Change one line of the comment.

haicheng updated this revision to Diff 56320.May 5 2016, 11:29 AM
haicheng marked 6 inline comments as done.

Addresses Chad's comments.

@t.p.northover: Much like Cyclone, Kryo prefers the move immediate zero idiom for zeroing registers. Unfortunately, when we tried to reuse the ZeroCycleZeroing target feature we found regressions in some of our FP workloads. The issue is described in PR27454. Do you see a way we could have a unified approach for Cyclone and Kryo that avoids the issue in PR27454?

lib/Target/AArch64/AArch64InstrInfo.cpp
1932 ↗(On Diff #56320)

If I'm not mistaken, Matt suggested this be Subtarget.isKryo(), rather than adding a new target feature.

haicheng updated this revision to Diff 57866.May 19 2016, 3:22 PM
haicheng updated this object.

Change to use subtarget hook. Enable float point zeroing as well.

haicheng updated this revision to Diff 62990.Jul 6 2016, 4:15 PM
haicheng updated this object.
haicheng added a subscriber: MatzeB.

Now that r274686 is committed, I can simply enable zczeroing feature in Kryo for both integer and float registers. I have to explicitly set the isAsCheapAsAMove feature because Kryo has customized CheapAsMoveHandling.
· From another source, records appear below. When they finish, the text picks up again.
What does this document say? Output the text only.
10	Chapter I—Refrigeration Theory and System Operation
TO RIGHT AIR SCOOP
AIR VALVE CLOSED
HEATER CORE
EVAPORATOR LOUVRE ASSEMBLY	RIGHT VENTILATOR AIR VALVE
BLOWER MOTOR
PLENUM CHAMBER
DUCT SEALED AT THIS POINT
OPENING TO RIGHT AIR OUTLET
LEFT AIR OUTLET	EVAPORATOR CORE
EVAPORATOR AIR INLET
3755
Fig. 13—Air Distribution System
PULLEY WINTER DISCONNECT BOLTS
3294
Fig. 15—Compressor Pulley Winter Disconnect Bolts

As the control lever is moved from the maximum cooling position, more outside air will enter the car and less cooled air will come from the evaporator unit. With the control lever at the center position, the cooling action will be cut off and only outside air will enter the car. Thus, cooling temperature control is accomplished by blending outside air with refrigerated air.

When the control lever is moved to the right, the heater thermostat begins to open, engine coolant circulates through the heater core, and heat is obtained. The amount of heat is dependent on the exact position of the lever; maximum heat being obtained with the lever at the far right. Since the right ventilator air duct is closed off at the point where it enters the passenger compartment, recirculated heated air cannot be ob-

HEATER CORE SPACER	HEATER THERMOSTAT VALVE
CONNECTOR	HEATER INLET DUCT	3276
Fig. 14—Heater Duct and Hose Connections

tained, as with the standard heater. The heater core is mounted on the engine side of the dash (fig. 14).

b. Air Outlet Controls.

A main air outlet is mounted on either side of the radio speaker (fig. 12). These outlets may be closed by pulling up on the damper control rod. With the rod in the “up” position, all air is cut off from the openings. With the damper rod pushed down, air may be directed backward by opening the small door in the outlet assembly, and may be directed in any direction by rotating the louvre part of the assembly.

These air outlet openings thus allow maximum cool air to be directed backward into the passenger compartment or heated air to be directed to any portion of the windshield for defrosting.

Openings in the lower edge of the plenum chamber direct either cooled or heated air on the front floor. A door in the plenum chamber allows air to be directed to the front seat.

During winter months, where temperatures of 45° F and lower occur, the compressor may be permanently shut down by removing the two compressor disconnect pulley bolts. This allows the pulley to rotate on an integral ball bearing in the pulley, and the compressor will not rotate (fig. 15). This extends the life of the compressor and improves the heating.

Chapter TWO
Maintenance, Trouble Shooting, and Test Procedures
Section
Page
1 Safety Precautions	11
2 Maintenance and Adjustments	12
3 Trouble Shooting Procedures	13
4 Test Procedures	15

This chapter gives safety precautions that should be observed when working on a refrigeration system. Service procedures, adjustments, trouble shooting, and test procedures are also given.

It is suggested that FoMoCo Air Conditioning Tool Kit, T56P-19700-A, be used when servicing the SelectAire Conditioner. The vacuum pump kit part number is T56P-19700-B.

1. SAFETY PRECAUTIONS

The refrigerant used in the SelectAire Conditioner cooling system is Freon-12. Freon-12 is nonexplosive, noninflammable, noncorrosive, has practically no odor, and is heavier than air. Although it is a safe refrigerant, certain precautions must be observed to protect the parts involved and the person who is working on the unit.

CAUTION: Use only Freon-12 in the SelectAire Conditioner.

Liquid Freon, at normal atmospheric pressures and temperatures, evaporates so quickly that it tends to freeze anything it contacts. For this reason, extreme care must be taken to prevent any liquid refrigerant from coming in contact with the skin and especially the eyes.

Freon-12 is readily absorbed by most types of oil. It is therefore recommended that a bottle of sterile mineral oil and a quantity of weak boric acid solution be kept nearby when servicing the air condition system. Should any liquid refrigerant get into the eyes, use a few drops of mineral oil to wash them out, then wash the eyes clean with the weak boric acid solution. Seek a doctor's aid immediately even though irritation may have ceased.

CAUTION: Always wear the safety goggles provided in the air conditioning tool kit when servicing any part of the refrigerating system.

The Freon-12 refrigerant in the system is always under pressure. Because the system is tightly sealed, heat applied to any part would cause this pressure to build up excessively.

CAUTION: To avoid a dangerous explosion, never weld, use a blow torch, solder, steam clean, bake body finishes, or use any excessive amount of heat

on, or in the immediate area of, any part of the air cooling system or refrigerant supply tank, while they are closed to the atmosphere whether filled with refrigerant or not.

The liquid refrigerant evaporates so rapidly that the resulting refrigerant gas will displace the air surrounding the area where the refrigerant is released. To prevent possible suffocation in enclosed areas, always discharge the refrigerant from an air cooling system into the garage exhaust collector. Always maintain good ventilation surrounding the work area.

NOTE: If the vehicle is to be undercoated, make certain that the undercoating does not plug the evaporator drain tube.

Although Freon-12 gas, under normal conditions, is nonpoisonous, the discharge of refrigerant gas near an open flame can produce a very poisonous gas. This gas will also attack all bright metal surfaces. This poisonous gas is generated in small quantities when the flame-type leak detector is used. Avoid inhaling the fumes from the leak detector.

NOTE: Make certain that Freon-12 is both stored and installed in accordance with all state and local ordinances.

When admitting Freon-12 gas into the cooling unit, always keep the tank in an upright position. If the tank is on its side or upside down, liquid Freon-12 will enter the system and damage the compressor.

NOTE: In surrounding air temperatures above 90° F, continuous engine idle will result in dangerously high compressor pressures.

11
MatzeB added a comment.Jul 6 2016, 4:42 PM

Looks good to me, but I believe the test can be simplified:

test/CodeGen/AArch64/kryo_zeroing.ll
26–45 ↗(On Diff #62990)

These tests appear to have a lot more instructions than necessary just to produce mov x9, #0; mov x8, #0. Also wouldn't it be better to merge this with arm64-zero-cycle-zeroing.ll, maybe you can just addnother run line there?

haicheng updated this revision to Diff 63008.Jul 6 2016, 6:19 PM
haicheng marked an inline comment as done.
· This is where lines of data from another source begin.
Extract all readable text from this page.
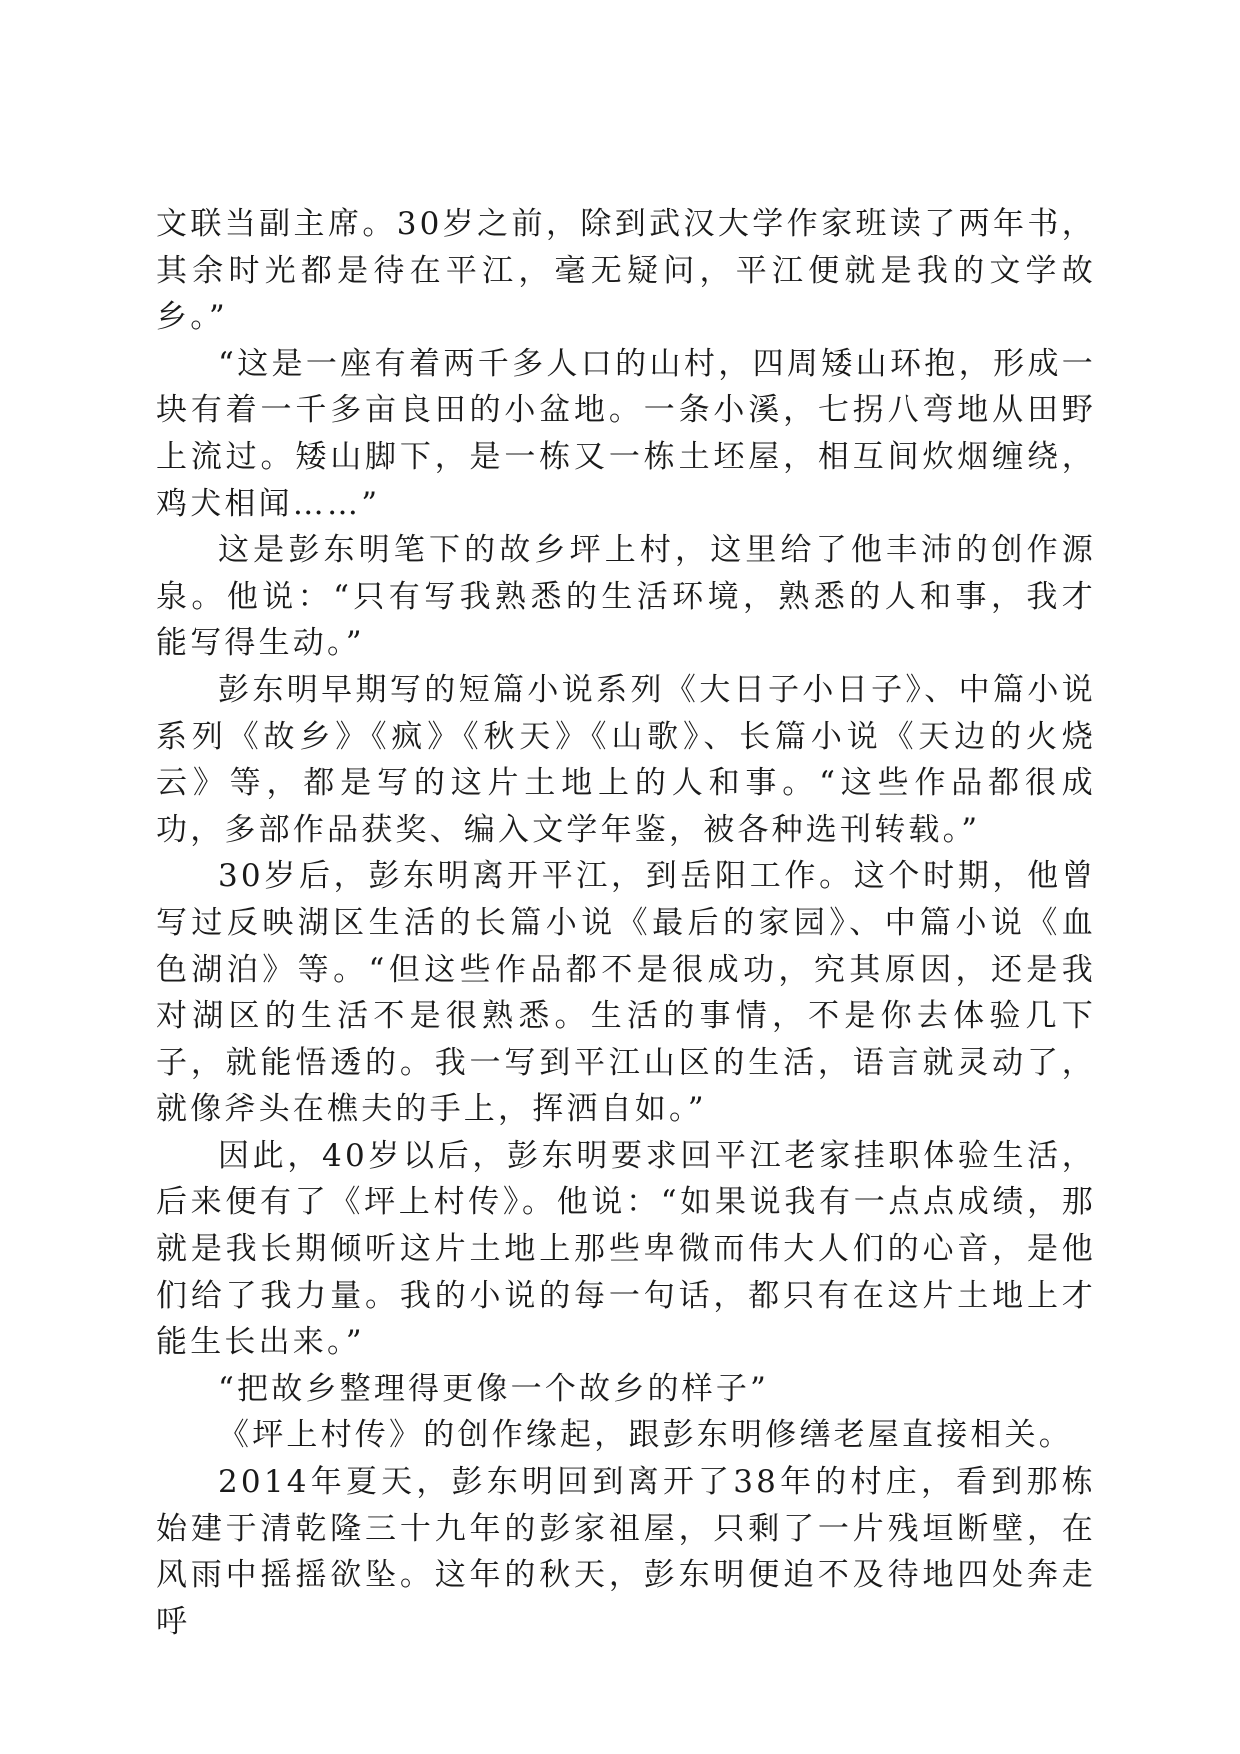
文联当副主席。30岁之前，除到武汉大学作家班读了两年书，其余时光都是待在平江，毫无疑问，平江便就是我的文学故乡。”

“这是一座有着两千多人口的山村，四周矮山环抱，形成一块有着一千多亩良田的小盆地。一条小溪，七拐八弯地从田野上流过。矮山脚下，是一栋又一栋土坯屋，相互间炊烟缠绕，鸡犬相闻……”

这是彭东明笔下的故乡坪上村，这里给了他丰沛的创作源泉。他说：“只有写我熟悉的生活环境，熟悉的人和事，我才能写得生动。”

彭东明早期写的短篇小说系列《大日子小日子》、中篇小说系列《故乡》《疯》《秋天》《山歌》、长篇小说《天边的火烧云》等，都是写的这片土地上的人和事。“这些作品都很成功，多部作品获奖、编入文学年鉴，被各种选刊转载。”

30岁后，彭东明离开平江，到岳阳工作。这个时期，他曾写过反映湖区生活的长篇小说《最后的家园》、中篇小说《血色湖泊》等。“但这些作品都不是很成功，究其原因，还是我对湖区的生活不是很熟悉。生活的事情，不是你去体验几下子，就能悟透的。我一写到平江山区的生活，语言就灵动了，就像斧头在樵夫的手上，挥洒自如。”

因此，40岁以后，彭东明要求回平江老家挂职体验生活，后来便有了《坪上村传》。他说：“如果说我有一点点成绩，那就是我长期倾听这片土地上那些卑微而伟大人们的心音，是他们给了我力量。我的小说的每一句话，都只有在这片土地上才能生长出来。”

“把故乡整理得更像一个故乡的样子”

《坪上村传》的创作缘起，跟彭东明修缮老屋直接相关。

2014年夏天，彭东明回到离开了38年的村庄，看到那栋始建于清乾隆三十九年的彭家祖屋，只剩了一片残垣断壁，在风雨中摇摇欲坠。这年的秋天，彭东明便迫不及待地四处奔走呼
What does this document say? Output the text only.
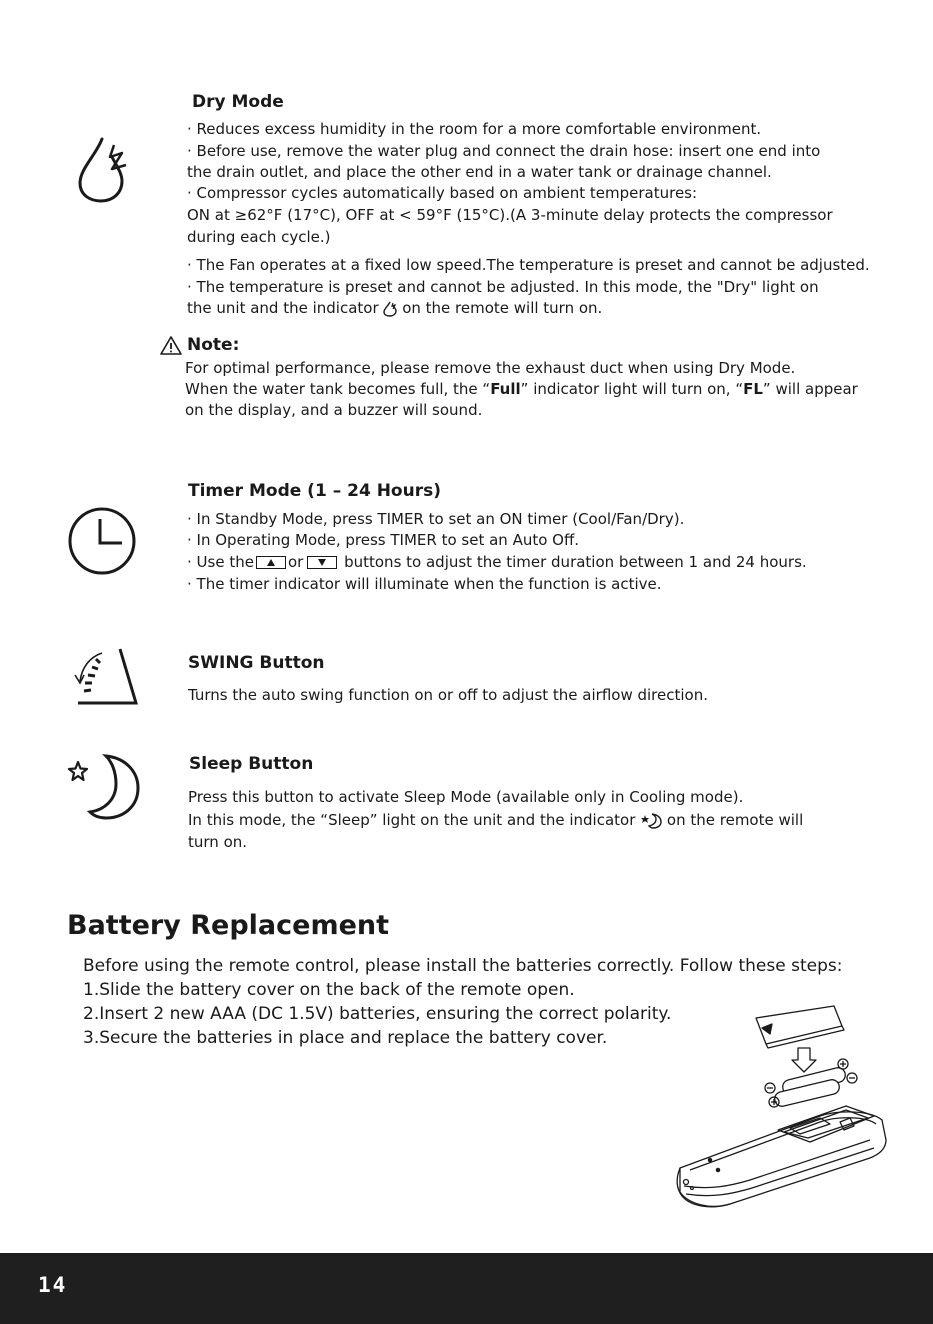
Dry Mode
· Reduces excess humidity in the room for a more comfortable environment.
· Before use, remove the water plug and connect the drain hose: insert one end into
the drain outlet, and place the other end in a water tank or drainage channel.
· Compressor cycles automatically based on ambient temperatures:
ON at ≥62°F (17°C), OFF at < 59°F (15°C).(A 3-minute delay protects the compressor
during each cycle.)
· The Fan operates at a fixed low speed.The temperature is preset and cannot be adjusted.
· The temperature is preset and cannot be adjusted. In this mode, the "Dry" light on
the unit and the indicator on the remote will turn on.
Note:
For optimal performance, please remove the exhaust duct when using Dry Mode.
When the water tank becomes full, the “Full” indicator light will turn on, “FL” will appear
on the display, and a buzzer will sound.
Timer Mode (1 – 24 Hours)
· In Standby Mode, press TIMER to set an ON timer (Cool/Fan/Dry).
· In Operating Mode, press TIMER to set an Auto Off.
· Use the or	buttons to adjust the timer duration between 1 and 24 hours.
· The timer indicator will illuminate when the function is active.
SWING Button
Turns the auto swing function on or off to adjust the airflow direction.
Sleep Button
Press this button to activate Sleep Mode (available only in Cooling mode).
In this mode, the “Sleep” light on the unit and the indicator on the remote will
turn on.
Battery Replacement
Before using the remote control, please install the batteries correctly. Follow these steps:
1.Slide the battery cover on the back of the remote open.
2.Insert 2 new AAA (DC 1.5V) batteries, ensuring the correct polarity.
3.Secure the batteries in place and replace the battery cover.
14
As suggested by Matthias, add another run line in arm64-zero-cycle-zeroing.ll

MatzeB added inline comments.Jul 6 2016, 7:26 PM
lib/Target/AArch64/AArch64InstrInfo.cpp
629–632 ↗(On Diff #63008)

Shouldn't this rather be "case AArch64::COPY: return true"?

The whole purpose of this function is that some passes can decide whether to copy a value around with COPY or just recompute the value instead.
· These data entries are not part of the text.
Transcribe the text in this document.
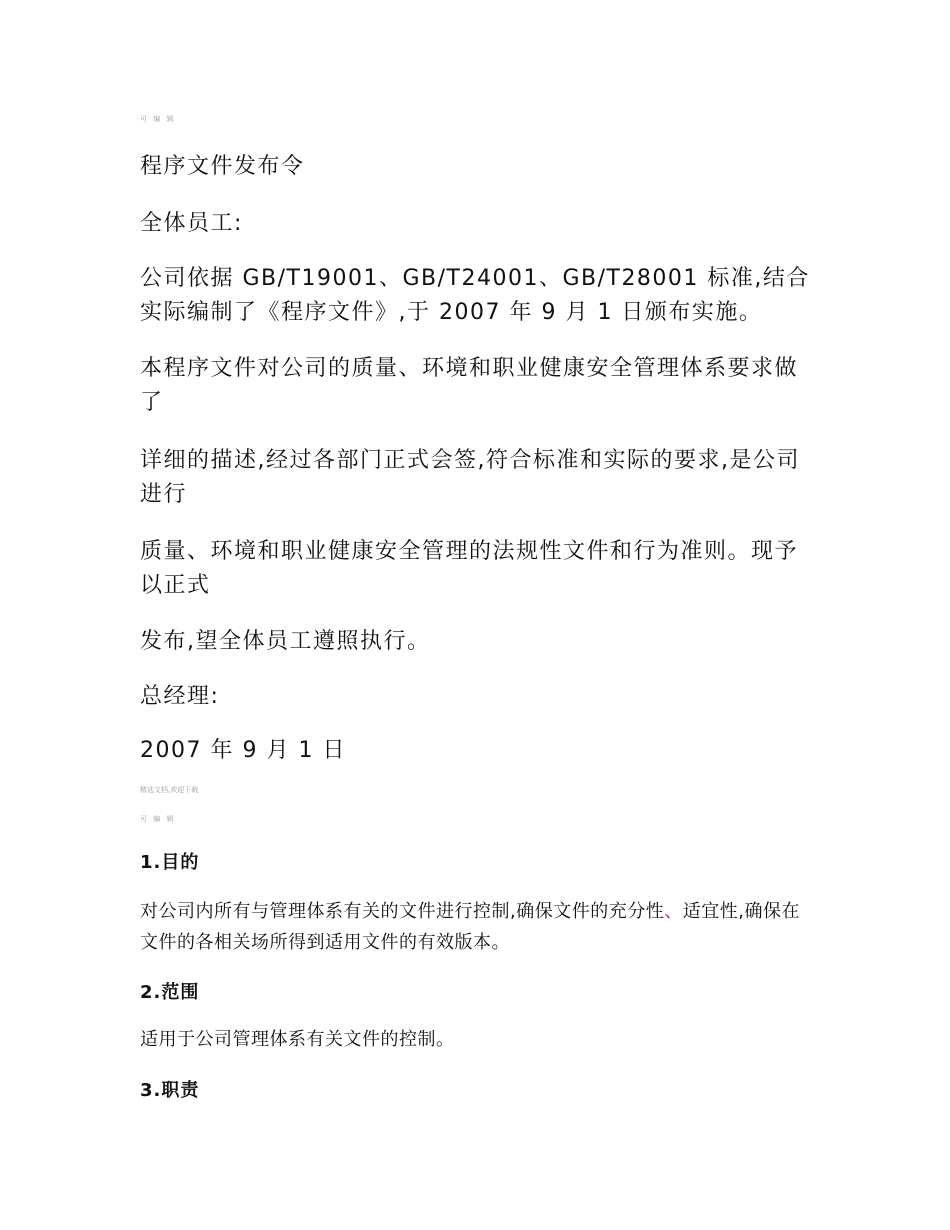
可 编 辑
程序文件发布令

全体员工:

公司依据 GB/T19001、GB/T24001、GB/T28001 标准,结合实际编制了《程序文件》,于 2007 年 9 月 1 日颁布实施。

本程序文件对公司的质量、环境和职业健康安全管理体系要求做了

详细的描述,经过各部门正式会签,符合标准和实际的要求,是公司进行

质量、环境和职业健康安全管理的法规性文件和行为准则。现予以正式

发布,望全体员工遵照执行。

总经理:

2007 年 9 月 1 日

精选文档,欢迎下载
可 编 辑
1.目的

对公司内所有与管理体系有关的文件进行控制,确保文件的充分性、适宜性,确保在文件的各相关场所得到适用文件的有效版本。

2.范围

适用于公司管理体系有关文件的控制。

3.职责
haicheng added inline comments.Jul 6 2016, 7:44 PM
lib/Target/AArch64/AArch64InstrInfo.cpp
629–632 ↗(On Diff #63008)

I agree with you. I don't know why COPY is not included in the first place. However, can I do it in a separate patch because it affects other subtargets? This patch is supposed to affect Kryo only.

haicheng updated this revision to Diff 63597.Jul 11 2016, 3:25 PM

I separate this patch into two parts, ZCZeroing part and isAsCheapAsAMove part. This patch now only has the first part.

I am still collecting performance data of setting any COPY isAsCheapAsAMove on A57 and Kryo which may takes a while. Moreover, I am thinking maybe I should use isZeroCost() API to set all zero cost pseudo-instructions (including COPY) isAsCheapAsAMove. I will upload another patch after the experiment is done.

MatzeB accepted this revision.Jul 11 2016, 3:32 PM
MatzeB added a reviewer: MatzeB.

LGTM.

This revision is now accepted and ready to land.Jul 11 2016, 3:32 PM

Thank you, Matthias.

Another thing about Cyclone's ZCZeroing feature is AArch64InstrInfo::isGPRZero() which I believe is only used by Cyclone. This function returns true for COPY WZR but not COPY XZR. I don't know if it is intentional or a mistake.

This revision was automatically updated to reflect the committed changes.